So what is it about cows? Grazing, chewing, standing, passing long hours with saint-like grace and patience—here a moo, there a moo, every now and then a moo-moo—and for very little compensation.
Had I the focus, determination and discipline of a cow, I could imagine Paul Auster sitting in bed with Siri on a Sunday morning reading Janet Maslin’s brilliant review of my latest novel in The New York Times and turning to his wife to say, “Usatinsky’s done it again. The bastard’s 16 years younger than I am and has published twice as many novels as I have and written more screenplays than me and Mamet put together. And listen to this, Maslin writes about how ‘writers like Paul Auster and Philip Roth have inspired Usatinsky to achieve an even greater level of commercial success than his literary mentors.’ Literary mentors?! How do you like that? I don’t know how he does it, how one writer can produce so much material.

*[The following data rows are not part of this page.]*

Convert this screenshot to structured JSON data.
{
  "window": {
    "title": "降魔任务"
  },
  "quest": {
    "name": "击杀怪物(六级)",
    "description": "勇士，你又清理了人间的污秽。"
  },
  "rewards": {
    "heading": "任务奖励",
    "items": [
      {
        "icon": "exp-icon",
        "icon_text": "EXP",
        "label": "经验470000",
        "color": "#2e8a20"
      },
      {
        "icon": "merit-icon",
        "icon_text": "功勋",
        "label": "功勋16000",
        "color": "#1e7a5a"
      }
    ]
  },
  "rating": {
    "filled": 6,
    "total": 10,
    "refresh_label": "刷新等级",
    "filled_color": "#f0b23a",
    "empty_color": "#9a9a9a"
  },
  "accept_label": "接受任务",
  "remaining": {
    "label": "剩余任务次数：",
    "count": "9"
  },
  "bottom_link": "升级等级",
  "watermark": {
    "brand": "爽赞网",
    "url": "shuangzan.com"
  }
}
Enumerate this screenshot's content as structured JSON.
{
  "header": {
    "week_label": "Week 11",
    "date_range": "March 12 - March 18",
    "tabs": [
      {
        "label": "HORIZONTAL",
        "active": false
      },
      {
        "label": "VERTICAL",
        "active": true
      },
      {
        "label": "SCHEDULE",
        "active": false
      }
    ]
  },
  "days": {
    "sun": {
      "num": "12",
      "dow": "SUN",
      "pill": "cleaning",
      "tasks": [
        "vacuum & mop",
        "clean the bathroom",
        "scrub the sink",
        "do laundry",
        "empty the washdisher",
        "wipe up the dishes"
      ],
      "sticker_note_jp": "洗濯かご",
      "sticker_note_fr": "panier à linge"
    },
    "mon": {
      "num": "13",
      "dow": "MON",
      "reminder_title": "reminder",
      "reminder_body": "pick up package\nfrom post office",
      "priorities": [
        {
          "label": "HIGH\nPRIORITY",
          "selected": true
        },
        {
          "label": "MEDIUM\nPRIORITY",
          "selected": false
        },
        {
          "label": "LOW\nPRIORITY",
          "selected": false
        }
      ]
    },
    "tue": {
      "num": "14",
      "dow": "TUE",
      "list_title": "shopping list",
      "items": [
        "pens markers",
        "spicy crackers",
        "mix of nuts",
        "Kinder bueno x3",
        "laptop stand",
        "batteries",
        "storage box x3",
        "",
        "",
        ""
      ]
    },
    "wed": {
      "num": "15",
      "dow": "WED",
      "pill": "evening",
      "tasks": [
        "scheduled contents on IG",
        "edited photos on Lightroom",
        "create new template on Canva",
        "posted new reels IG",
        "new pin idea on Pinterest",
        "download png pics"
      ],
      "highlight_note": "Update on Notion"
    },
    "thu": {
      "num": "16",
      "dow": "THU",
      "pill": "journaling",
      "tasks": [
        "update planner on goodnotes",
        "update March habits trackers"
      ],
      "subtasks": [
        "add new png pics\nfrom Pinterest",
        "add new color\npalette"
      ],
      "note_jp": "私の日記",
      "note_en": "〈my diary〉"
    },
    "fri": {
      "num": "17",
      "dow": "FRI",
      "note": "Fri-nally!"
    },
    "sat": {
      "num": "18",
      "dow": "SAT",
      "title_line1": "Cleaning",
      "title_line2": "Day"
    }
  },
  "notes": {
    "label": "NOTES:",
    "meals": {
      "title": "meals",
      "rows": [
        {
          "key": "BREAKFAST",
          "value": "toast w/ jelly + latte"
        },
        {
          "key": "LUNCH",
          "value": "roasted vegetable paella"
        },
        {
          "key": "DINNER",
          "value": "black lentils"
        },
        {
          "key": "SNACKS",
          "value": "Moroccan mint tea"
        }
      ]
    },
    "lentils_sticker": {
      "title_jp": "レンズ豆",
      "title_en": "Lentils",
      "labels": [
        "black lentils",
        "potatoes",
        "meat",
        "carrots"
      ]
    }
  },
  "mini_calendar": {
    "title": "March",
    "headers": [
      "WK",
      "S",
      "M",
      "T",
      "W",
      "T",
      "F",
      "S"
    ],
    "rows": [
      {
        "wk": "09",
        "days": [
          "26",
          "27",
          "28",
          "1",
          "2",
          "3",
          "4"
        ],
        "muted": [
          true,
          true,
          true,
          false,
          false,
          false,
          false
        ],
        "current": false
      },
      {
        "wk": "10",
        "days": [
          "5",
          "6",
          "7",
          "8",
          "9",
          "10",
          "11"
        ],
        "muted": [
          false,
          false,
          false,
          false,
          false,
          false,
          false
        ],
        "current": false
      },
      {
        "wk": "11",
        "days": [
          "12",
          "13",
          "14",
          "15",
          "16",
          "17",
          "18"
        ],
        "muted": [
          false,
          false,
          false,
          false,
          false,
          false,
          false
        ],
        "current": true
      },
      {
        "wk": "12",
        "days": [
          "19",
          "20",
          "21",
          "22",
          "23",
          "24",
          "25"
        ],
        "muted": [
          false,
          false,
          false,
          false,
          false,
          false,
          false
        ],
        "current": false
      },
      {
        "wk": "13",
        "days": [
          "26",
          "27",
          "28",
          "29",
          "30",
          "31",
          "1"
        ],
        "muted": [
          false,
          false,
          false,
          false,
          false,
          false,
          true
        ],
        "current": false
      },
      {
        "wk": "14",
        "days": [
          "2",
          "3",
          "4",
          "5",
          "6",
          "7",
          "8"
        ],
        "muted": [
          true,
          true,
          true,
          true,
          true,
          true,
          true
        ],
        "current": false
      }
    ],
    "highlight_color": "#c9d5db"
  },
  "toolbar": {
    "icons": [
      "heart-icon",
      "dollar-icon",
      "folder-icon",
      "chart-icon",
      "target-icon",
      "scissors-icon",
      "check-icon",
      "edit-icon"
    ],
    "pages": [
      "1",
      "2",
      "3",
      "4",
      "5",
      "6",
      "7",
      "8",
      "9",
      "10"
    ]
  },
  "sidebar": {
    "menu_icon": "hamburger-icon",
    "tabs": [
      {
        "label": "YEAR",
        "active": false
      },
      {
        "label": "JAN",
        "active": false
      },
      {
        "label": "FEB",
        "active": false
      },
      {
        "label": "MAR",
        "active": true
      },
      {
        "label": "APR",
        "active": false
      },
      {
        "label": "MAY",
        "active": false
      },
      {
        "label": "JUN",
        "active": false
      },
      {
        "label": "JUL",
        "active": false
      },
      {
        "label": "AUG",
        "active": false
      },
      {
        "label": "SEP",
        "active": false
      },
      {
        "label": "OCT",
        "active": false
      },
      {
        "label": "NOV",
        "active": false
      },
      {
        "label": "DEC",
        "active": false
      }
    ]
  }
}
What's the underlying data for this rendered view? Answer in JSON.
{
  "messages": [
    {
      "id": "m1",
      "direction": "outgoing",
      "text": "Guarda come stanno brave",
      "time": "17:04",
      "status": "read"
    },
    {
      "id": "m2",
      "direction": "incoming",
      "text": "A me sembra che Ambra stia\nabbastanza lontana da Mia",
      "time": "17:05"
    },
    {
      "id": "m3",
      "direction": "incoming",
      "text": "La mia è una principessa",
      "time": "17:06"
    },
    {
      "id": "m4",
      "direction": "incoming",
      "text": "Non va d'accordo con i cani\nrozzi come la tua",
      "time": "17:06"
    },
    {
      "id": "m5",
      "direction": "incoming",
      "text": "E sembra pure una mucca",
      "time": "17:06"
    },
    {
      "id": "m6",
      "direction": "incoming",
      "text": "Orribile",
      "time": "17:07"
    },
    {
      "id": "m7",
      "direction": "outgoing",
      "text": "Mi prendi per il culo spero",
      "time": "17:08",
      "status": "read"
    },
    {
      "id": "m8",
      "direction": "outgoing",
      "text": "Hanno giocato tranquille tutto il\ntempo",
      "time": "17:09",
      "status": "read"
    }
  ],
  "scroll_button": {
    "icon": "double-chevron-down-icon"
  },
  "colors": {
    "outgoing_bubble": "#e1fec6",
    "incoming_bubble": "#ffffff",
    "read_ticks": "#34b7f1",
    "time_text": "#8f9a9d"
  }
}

He’s like a cow, just grazing all day, up and down the pastures, head down, determined, unstoppable.” Siri looks at her husband as he continues to shake his head while reading the review, “Would you pass me the Sunday Style section Paul darling.”
I suppose what makes cows—and Paul Auster—successful in what they do is that they have been able to adopt a tried and true strategy, and that’s the key to success. That is where my shortcomings lie in that I constantly fail in my quests to devise methods or viable strategies leading me to focus fervently on my writing. At best, my work trickles out. And it’s certainly not due to a lack of ideas. You know the old saying, “if I had a nickel for every good idea I’ve come up with I’d be a millionaire.” Well that’s me, lots of good ideas and short on follow through. And it’s certainly not due to lack of motivation: eating is nice.
Perhaps what I’m lacking all boils down to maturity. It may inevitably be a result of my childish musings that I still—even at 46—ponder the question: what do I want to be when I grow up?
Being a writer seems to be a good profession. Look what it’s done for Auster and Roth and Mamet and Irving. On the other hand, being a cow seems a lot simpler—and maybe even a bit more practical. I mean, have you ever known a cow to get a bad review in The New York Times…?
(This post was originally published on November 9, 2009.)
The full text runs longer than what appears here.